Afinal, trata-se de uma empresa que há mais de meio século subjuga (ou seduz por analogia?) os governos federal, estaduais e municipais; que impõe sua própria lei aos órgãos fiscalizadores e licenciadores e até a muitos personagens do Judiciário; que praticou crimes violentos (grilagens, ameaças, cooptações e vandalismos) para expulsar milhares de quilombolas, indígenas e camponeses de suas propriedades, apropriando-se de centenas de milhares de hectares de terras planas e abundantemente irrigadas por incontáveis (milhares, certamente, segundo a história oral local) rios, córregos, nascentes e lagoas.

São crimes e violências fartamente denunciados em processos judiciais (com espasmos de lucidez e senso de justiça do Judiciário), pela Comissão Parlamentar de Inquérito (CPI) instaurada no início dos anos 2000 na Assembleia Legislativa do Espírito Santo, e por ações de movimentos e entidades de proteção ambiental e dos direitos humanos.

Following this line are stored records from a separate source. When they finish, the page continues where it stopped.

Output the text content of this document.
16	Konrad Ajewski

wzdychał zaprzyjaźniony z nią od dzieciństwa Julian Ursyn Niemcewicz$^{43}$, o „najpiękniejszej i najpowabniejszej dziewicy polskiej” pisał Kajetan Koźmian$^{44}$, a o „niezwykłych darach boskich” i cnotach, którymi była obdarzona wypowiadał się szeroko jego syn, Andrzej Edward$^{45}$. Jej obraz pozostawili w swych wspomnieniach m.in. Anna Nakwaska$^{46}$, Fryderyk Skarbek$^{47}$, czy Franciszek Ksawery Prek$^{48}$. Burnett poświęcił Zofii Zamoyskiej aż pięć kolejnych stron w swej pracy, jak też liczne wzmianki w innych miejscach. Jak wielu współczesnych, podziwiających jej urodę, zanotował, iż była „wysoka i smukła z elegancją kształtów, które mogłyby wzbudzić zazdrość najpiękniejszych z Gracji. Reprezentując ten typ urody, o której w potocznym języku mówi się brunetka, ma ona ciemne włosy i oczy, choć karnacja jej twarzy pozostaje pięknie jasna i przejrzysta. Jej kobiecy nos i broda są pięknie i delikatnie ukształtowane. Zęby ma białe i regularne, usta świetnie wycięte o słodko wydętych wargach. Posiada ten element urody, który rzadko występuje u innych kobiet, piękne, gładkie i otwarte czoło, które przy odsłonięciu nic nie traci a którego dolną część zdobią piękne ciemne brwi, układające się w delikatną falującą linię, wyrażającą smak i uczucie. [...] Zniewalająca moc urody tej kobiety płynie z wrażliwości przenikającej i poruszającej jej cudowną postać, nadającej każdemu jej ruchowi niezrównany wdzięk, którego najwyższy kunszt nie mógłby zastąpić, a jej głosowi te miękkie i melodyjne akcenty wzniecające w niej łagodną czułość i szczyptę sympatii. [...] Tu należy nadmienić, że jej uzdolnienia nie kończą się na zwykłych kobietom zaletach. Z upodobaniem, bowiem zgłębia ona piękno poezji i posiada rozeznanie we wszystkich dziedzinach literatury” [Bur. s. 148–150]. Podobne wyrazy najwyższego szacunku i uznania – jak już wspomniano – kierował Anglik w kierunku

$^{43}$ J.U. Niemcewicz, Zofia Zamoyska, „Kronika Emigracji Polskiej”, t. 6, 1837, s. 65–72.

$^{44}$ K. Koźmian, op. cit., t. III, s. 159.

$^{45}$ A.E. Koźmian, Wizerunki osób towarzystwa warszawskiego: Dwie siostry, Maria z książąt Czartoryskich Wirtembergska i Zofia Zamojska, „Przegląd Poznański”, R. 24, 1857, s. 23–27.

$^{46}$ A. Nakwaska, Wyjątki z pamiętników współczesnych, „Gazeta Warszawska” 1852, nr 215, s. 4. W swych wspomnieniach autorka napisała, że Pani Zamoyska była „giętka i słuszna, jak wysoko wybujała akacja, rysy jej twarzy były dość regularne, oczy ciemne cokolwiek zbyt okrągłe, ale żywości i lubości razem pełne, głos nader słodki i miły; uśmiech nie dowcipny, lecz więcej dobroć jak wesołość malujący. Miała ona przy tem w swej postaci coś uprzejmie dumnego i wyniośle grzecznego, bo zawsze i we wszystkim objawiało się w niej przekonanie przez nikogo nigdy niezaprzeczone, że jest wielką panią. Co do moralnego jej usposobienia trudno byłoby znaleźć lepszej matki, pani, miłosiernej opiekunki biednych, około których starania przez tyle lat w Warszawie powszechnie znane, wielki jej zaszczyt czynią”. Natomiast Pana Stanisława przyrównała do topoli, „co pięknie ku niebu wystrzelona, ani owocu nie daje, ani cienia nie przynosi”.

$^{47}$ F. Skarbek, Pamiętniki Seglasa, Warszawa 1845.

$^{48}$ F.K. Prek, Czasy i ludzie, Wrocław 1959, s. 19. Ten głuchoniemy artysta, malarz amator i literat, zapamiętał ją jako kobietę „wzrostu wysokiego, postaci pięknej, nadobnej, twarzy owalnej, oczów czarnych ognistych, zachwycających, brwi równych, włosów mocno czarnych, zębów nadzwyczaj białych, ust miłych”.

Pois bem, falamos de um amor genuíno e potente e de um senso de pertencimento elevado. De uma convicção orgânica que os quilombolas nutrem sobre a legitimidade de lutarem para serem felizes sobre um chão que lhes pertence, de fato e direito (a Fundação Palmares já reconheceu mais de uma dezena de comunidades quilombolas, mas nenhuma ainda foi titularizada), há temos ancestrais.

“Se plantar eucalipto aqui, a gente arranca”. “Temos que defender o que é nosso, senão ela passa por cima”. “Não tenho medo não, se ela quebra, eu faço de novo” – frases corriqueiras, ditas entre sorrisos serenos que refletem uma alegria de viver vigorosa, resistente às tempestades mais sombrias.

Cobrir com humanidade e ética o que ocorre com os quilombolas em seu território tradicional é uma missão que Século Diário encampou desde que nasceu. Por ser a forma mais autêntica e justa de denunciar uma tragédia prevista por Augusto Ruschi para o norte do Espírito Santo, nos primórdios da história da destruição da Mata Atlântica de tabuleiro capixaba em nome da produção de celulose que abastece as fábricas de papel higiênico e lenços descartáveis da Europa.

No início foram os correntões metálicos – 100 metros de elos metálicos de 50 kg, presos nas extremidades por dois grandes tratores – a arrancarem árvores centenárias pelas raízes, e tudo o mais que houvesse pela frente, incluindo a fauna de pequeno e médio porte, enquanto os capangas da Aracruz Celulose, hoje Fibria, disparavam tiros e ameaçavam famílias inteiras enquanto as mesmas não lhes vendessem as propriedades a preços vis.

Hoje, são os sobrevoos com agrotóxicos, o secamento da pouca água restante, as cooptações por meio de empregos de baixa remuneração, as tentativas de desmoralização das lideranças por meio de crimes inventados e até o extermínio de espécies importantes do ponto de vista cultural e ecológico, como as jaqueiras e dendês.

Os crimes continuam, a impunidade continua, a cumplicidade do Estado e do Judiciário continuam.

Mas a vida continua pulsando. Misteriosamente, talvez, pois o olhar dos não-quilombolas, não-indígenas e não-camponeses não se ajusta facilmente a enxergar a legitimidade da luta, a superioridade do modelo de convivência e desenvolvimento que esses povos tradicionais apresentam.

A alegria sobrevive à barbárie travestida de progresso e legalidade.

As histórias fascinam e precisam continuar a ser contadas a partir de uma perspectiva que poucos têm coragem de adotar. Nós já fizemos nossa escolha.